在干旱条件下,树木茎干中的木质部往往有着更多、更小的导管,这样可以承受较低的水势,防止木质部导管的空化,从而更有效地传输水分[21,30]。Kasuga等[31]的研究证明,PtrbHLH186基因的上调表达使植株形成更多、更小的导管细胞,这样的细胞特性增强了植株的耐旱能力。

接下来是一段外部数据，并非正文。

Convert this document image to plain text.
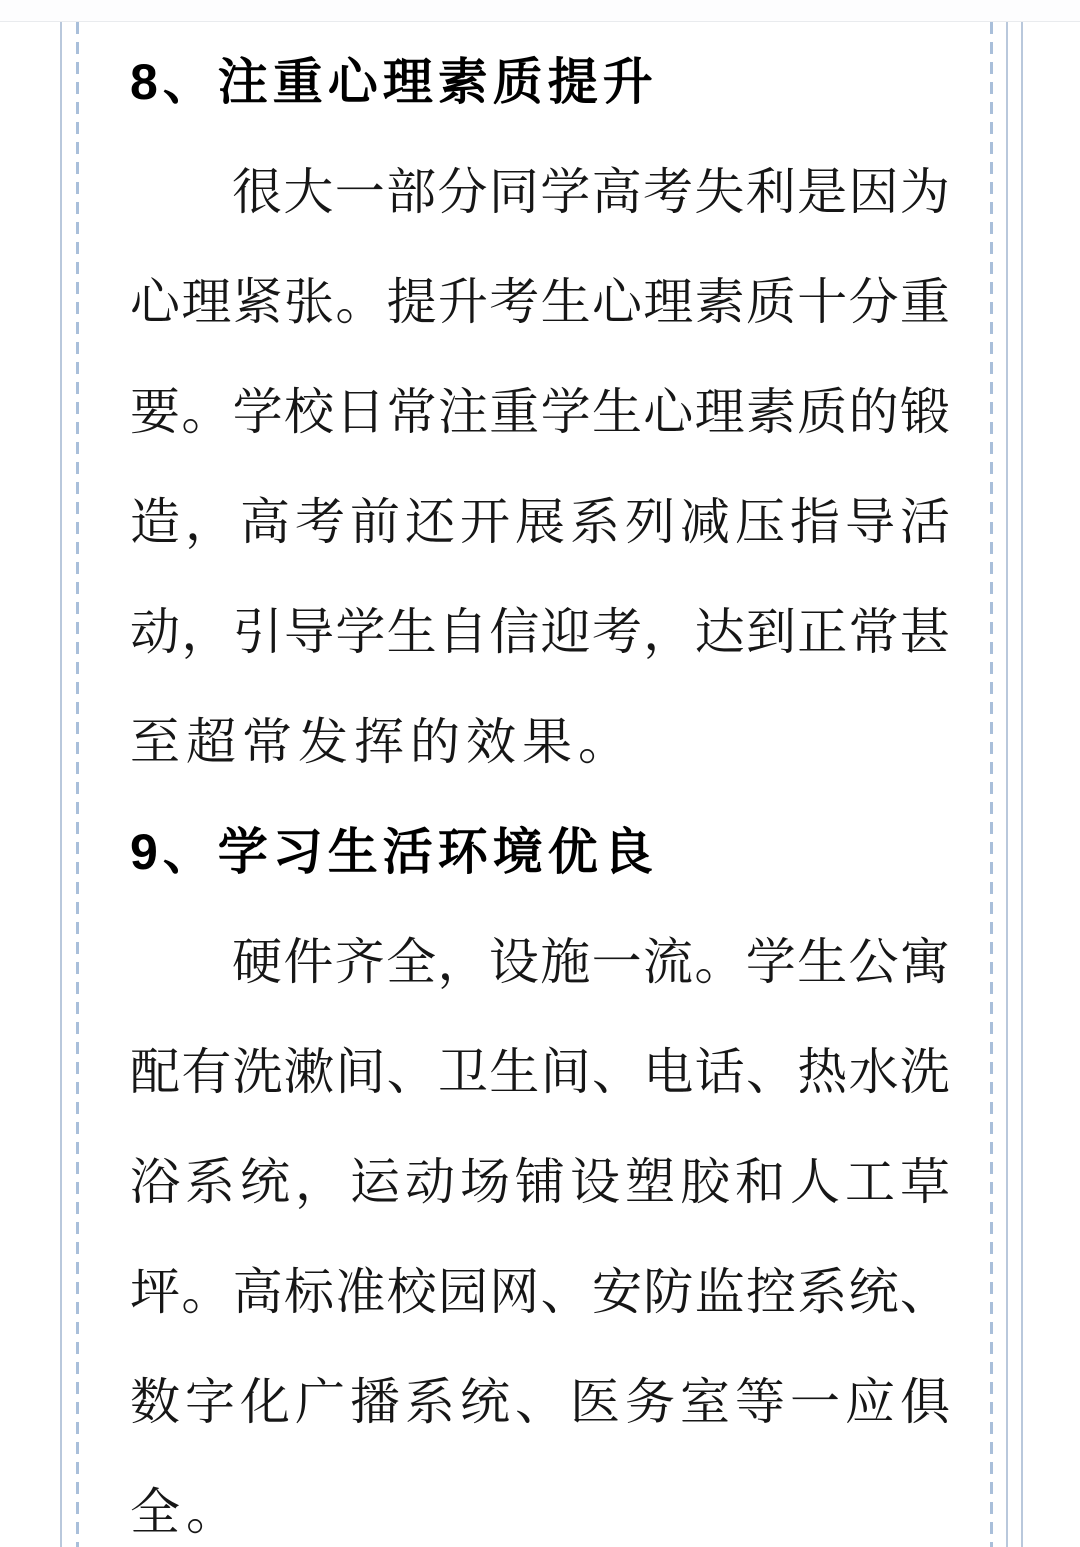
8、注重心理素质提升
很 大 一 部 分 同 学 高 考 失 利 是 因 为
心 理 紧 张 。 提 升 考 生 心 理 素 质 十 分 重
要 。 学 校 日 常 注 重 学 生 心 理 素 质 的 锻
造 ， 高 考 前 还 开 展 系 列 减 压 指 导 活
动 ， 引 导 学 生 自 信 迎 考 ， 达 到 正 常 甚
至超常发挥的效果。
9、学习生活环境优良
硬 件 齐 全 ， 设 施 一 流 。 学 生 公 寓
配 有 洗 漱 间 、 卫 生 间 、 电 话 、 热 水 洗
浴 系 统 ， 运 动 场 铺 设 塑 胶 和 人 工 草
坪 。 高 标 准 校 园 网 、 安 防 监 控 系 统 、
数 字 化 广 播 系 统 、 医 务 室 等 一 应 俱
全。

而PtrLBD12过表达毛果杨植株的导管细胞同样具有这种特征,因此这种细胞特性的改变很有可能使转基因植株具有更强的抵御干旱胁迫能力。此外,降低植株的生长量也是植物度过水分匮乏时期的重要应对策略。植株也会通过促进木质素的合成从而抵御胁迫[32]。本研究中的过表达植株也表现出生长量降低、木质素沉积受到促进的表型,这进一步说明了PtrLBD12过表达可能增强植物耐旱性。但PtrLBD12基因响应干旱胁迫的功能和机制等问题还需要进一步探究。

选育产量高、品质优、抗性强、适应性广的林木品种并应用于生产是未来林木遗传育种的发展趋势和重点方向[33]。本研究初步探讨了转录因子PtrLBD12对毛果杨木材形成和生长发育的影响,明确了该基因对杨树木质部细胞形态和结构的影响,为转录因子介导的木材形成调控机制的解析和林木的遗传改良提供重要的理论线索,也为利用基因编辑等基因工程手段创制优质、高抗、高产的林木新品种提供重要的、优良的候选基因资源。